Osnabrück „Der Junge sitzt ja nur noch vorm Rechner und geht gar nicht mehr raus an die frische Luft,“ so klagen manche Eltern heute. Vergessen wird dabei, dass man die „Jugend von heute“ möglicherweise einfach nur anders ansprechen muss, damit sie sich mit der Natur beschäftigten. Den Computer dabei nicht als Konkurrenten für die Natur, sondern als Partner zu verstehen – das ist der Ansatz, den das Umweltforschungszentrum Leipzig-Halle (UFZ) in einem von der Deutschen Bundesstiftung Umwelt (DBU) geförderten Umweltbildungsprojekt verfolgt. Im Zentrum für Umweltkommunikation (ZUK) der DBU wurden heute im Rahmen der Tagung „Biologische Vielfalt und moderner Lebensstil“ erste Ergebnisse präsentiert. Unter anderem dabei: ein Simulationsprogramm für das Internet, mit dem Schüler die „Rote Mauerbiene“ erst digital kennen lernen können, um sie dann in der Realität zu schützen.

"Vom Computer zur Natur"

„Wir greifen die Jugendlichen bei ihrer Freude an der Arbeit mit dem Computer und bringen sie so in die Natur.

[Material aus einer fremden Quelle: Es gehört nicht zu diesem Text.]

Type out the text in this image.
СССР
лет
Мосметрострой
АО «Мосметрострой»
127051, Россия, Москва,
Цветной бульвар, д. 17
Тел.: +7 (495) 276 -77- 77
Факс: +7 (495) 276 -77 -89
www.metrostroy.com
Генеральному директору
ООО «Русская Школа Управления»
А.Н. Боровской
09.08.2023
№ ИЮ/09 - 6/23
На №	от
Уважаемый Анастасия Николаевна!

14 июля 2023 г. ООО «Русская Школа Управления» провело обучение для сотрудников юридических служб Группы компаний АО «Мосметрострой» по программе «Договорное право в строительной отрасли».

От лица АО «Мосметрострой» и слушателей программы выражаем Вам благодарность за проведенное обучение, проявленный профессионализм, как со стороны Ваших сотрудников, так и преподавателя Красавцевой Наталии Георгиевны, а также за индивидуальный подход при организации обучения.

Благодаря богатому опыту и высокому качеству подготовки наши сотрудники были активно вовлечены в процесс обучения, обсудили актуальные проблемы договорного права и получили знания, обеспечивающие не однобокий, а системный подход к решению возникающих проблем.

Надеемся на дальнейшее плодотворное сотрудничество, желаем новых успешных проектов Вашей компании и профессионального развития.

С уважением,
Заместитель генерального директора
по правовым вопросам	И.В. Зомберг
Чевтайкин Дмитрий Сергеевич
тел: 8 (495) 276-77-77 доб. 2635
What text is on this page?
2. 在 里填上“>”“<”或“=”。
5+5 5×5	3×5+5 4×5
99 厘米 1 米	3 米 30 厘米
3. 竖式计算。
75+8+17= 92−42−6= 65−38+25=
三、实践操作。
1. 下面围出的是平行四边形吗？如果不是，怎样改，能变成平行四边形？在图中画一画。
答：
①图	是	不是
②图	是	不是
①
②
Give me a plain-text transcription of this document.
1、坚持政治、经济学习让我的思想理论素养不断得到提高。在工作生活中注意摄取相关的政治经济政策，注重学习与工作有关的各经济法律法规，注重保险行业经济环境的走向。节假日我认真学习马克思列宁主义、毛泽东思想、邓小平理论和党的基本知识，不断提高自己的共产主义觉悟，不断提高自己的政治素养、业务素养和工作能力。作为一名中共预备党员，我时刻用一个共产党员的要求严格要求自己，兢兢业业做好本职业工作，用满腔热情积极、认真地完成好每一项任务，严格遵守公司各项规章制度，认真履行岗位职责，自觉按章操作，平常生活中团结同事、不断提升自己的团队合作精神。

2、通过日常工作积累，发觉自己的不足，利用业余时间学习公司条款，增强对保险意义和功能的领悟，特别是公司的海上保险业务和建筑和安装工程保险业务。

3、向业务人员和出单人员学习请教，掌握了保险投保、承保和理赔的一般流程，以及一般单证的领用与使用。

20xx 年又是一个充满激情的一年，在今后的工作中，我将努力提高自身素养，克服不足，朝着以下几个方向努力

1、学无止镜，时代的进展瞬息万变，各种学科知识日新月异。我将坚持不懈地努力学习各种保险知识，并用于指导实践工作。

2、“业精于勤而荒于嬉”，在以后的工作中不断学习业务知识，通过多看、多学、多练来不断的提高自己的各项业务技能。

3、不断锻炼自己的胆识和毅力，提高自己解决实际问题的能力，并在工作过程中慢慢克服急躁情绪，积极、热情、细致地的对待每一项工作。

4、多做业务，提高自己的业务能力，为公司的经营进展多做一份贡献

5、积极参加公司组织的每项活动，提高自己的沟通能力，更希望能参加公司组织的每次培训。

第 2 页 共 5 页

Das am PC Gelernte soll schließlich praktisch umgesetzt werden,“ so Dr. Karin Ulbrich vom UFZ. Dafür entwickele das Zentrum momentan die Bildungssoftware „Vom Computer zur Natur“. Das Programm werde unterschiedliche Schwierigkeitsgrade haben – analog zu den verschiedenen Altersstufen. Es baue auf wissenschaftlich fundierten, ökologischen Simulationsmodellen auf und beschäftige sich mit vier Themenbereichen: Biologie und Ökologie, Freilanduntersuchungen, Modellierung und Simulation sowie Praktischer Naturschutz.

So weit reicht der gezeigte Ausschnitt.